I have this build i was thinking about doing but befor i start to lay the money down for parts i thought id get a little imput on if it would work. Sounds good in my head and all but its my first build so i dont wanna start buying stuff that wont go togeather right.

anyway heres the idea

*ENGINE*
basic 05 Gti 1.8t 20v AWP
eurospec 268/260
JE forge Pistons 9:5:1 compression
Arrow precision connecting rods 
OEM Vag intake valves
Osvat exhaust valves 
ECS under drive light weight pully set
APR Stage 3+ turbo package
*already installed eurosport FMIC and Forge DV

agian this is just for the engine since i could see this part being the stuff that could make or break a car right off the bat. Just looking for some good advice thanks
Ruville Lifter set exhaust and intake


----------



## TechEd (Nov 11, 2000)

*Rulebook???*



trickaGTi said:


> .....befor i start to lay the money down for parts i thought id get a little imput on if it would work. Sounds good in my head and all but its my first build so i dont wanna start buying stuff that wont go togeather right......
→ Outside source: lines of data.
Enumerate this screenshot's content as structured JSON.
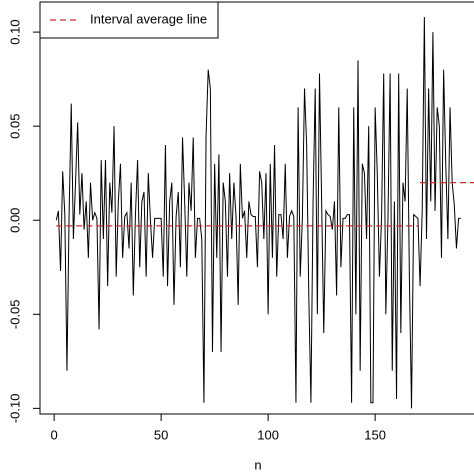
{
  "chart_data": {
    "type": "line",
    "x_label": "n",
    "x": [
      1,
      2,
      3,
      4,
      5,
      6,
      7,
      8,
      9,
      10,
      11,
      12,
      13,
      14,
      15,
      16,
      17,
      18,
      19,
      20,
      21,
      22,
      23,
      24,
      25,
      26,
      27,
      28,
      29,
      30,
      31,
      32,
      33,
      34,
      35,
      36,
      37,
      38,
      39,
      40,
      41,
      42,
      43,
      44,
      45,
      46,
      47,
      48,
      49,
      50,
      51,
      52,
      53,
      54,
      55,
      56,
      57,
      58,
      59,
      60,
      61,
      62,
      63,
      64,
      65,
      66,
      67,
      68,
      69,
      70,
      71,
      72,
      73,
      74,
      75,
      76,
      77,
      78,
      79,
      80,
      81,
      82,
      83,
      84,
      85,
      86,
      87,
      88,
      89,
      90,
      91,
      92,
      93,
      94,
      95,
      96,
      97,
      98,
      99,
      100,
      101,
      102,
      103,
      104,
      105,
      106,
      107,
      108,
      109,
      110,
      111,
      112,
      113,
      114,
      115,
      116,
      117,
      118,
      119,
      120,
      121,
      122,
      123,
      124,
      125,
      126,
      127,
      128,
      129,
      130,
      131,
      132,
      133,
      134,
      135,
      136,
      137,
      138,
      139,
      140,
      141,
      142,
      143,
      144,
      145,
      146,
      147,
      148,
      149,
      150,
      151,
      152,
      153,
      154,
      155,
      156,
      157,
      158,
      159,
      160,
      161,
      162,
      163,
      164,
      165,
      166,
      167,
      168,
      169,
      170,
      171,
      172,
      173,
      174,
      175,
      176,
      177,
      178,
      179,
      180,
      181,
      182,
      183,
      184,
      185,
      186,
      187,
      188,
      189,
      190
    ],
    "series": [
      {
        "color": "#000000",
        "values": [
          0,
          0.005,
          -0.027,
          0.026,
          0.003,
          -0.08,
          0.003,
          0.062,
          -0.01,
          0.02,
          0.052,
          0.003,
          0.025,
          -0.005,
          0.01,
          -0.02,
          0.02,
          0,
          0.004,
          0.001,
          -0.058,
          0.032,
          -0.01,
          0.032,
          -0.035,
          0.02,
          0.004,
          0.05,
          -0.03,
          0.01,
          0.03,
          -0.02,
          0.002,
          0.004,
          -0.015,
          0.02,
          -0.04,
          0.003,
          0.032,
          -0.025,
          0.01,
          0.015,
          -0.03,
          0.025,
          0,
          -0.02,
          0.001,
          0.001,
          0.001,
          0.001,
          -0.03,
          0.04,
          -0.035,
          0.01,
          0.02,
          -0.045,
          0.002,
          0.015,
          -0.025,
          0.044,
          0.01,
          -0.03,
          0.02,
          0.005,
          0.044,
          -0.02,
          0.001,
          0.001,
          -0.01,
          -0.097,
          0.045,
          0.08,
          0.07,
          -0.07,
          0.03,
          -0.02,
          0.035,
          -0.07,
          0.02,
          0.01,
          -0.03,
          0.025,
          -0.01,
          0.02,
          0.002,
          -0.045,
          0.03,
          0.001,
          0.005,
          -0.02,
          0.01,
          0.003,
          0.002,
          0.002,
          -0.025,
          0.026,
          0.02,
          -0.01,
          0.025,
          -0.05,
          0.03,
          -0.02,
          0.04,
          -0.03,
          0.003,
          0.003,
          -0.01,
          0.03,
          -0.02,
          0.002,
          0.005,
          0.002,
          -0.097,
          0.06,
          -0.03,
          0.001,
          0.07,
          0.04,
          -0.04,
          -0.097,
          0.01,
          0.07,
          -0.05,
          0.078,
          0.01,
          -0.06,
          0.005,
          0.003,
          0.002,
          -0.005,
          0.01,
          -0.04,
          0.06,
          -0.025,
          0.001,
          0.001,
          0.003,
          0.003,
          -0.097,
          0.06,
          -0.05,
          0.085,
          -0.08,
          0.03,
          0.025,
          -0.01,
          0.05,
          -0.097,
          -0.097,
          0.06,
          0.025,
          -0.03,
          0.001,
          0.078,
          -0.05,
          0.001,
          0.078,
          -0.08,
          0.01,
          -0.095,
          0.078,
          -0.06,
          0.02,
          0.01,
          0.07,
          -0.03,
          -0.1,
          0.003,
          0.002,
          0.001,
          -0.035,
          0.005,
          0.108,
          -0.01,
          0.07,
          0.01,
          0.1,
          0.005,
          0.06,
          0.05,
          -0.02,
          0.08,
          0.03,
          -0.01,
          0.06,
          0.02,
          0.008,
          -0.015,
          0.001,
          0.001
        ]
      }
    ],
    "average_lines": [
      {
        "y": -0.003,
        "x": [
          1,
          170
        ]
      },
      {
        "y": 0.02,
        "x": [
          171,
          197
        ]
      }
    ],
    "legend": {
      "label": "Interval average line",
      "color": "#d62728",
      "corner": "top-left"
    },
    "xlim": [
      -6.6,
      197.6
    ],
    "ylim": [
      -0.103,
      0.116
    ],
    "xticks": [
      0,
      50,
      100,
      150
    ],
    "yticks": [
      {
        "value": 0.1,
        "label": "0.10"
      },
      0.05,
      {
        "value": 0,
        "label": "0.00"
      },
      -0.05,
      {
        "value": -0.1,
        "label": "-0.10"
      }
    ]
  }
}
In what sort of Motorsports application will this engine be used? Amateur/Pro road racing, autocross, rallying, drag racing ...or simply something hot for HPDE or (gulp) street use???

If the engine/car *will be* campaigned in sanctioned racing events as mentioned above.... 

Before you spend a dime on *anything*, obtain copies of the applicable motorsports sanctioning body rulebook and general competition rules (GCR).

Then:

1. Obtain the necessary information on driver schools and licensing as it may apply

2. Review the preparation rules and regulations that pertain to the various classes that are supported by the sanctioning body

3. Decide on what class the vehicle will run in

4. Build the engine and prep the car in accordance with the rules

What's the use of forging ahead with an exotic and expensive engine build when it's very, very likely that certain parts or mods will be deemed illegal for the class?


----------



## cealer (Feb 12, 2009)

TechEd said:


> In what sort of Motorsports application will this engine be used? Amateur/Pro road racing, autocross, rallying, drag racing ...or simply something hot for HPDE or (gulp) street use???
> 
> If the engine/car *will be* campaigned in sanctioned racing events as mentioned above....
> 
> ...


I second everything! LOL However, I do put a heavy emphasis on that a lot will depend on use and how serious of competition you want to get in to.


----------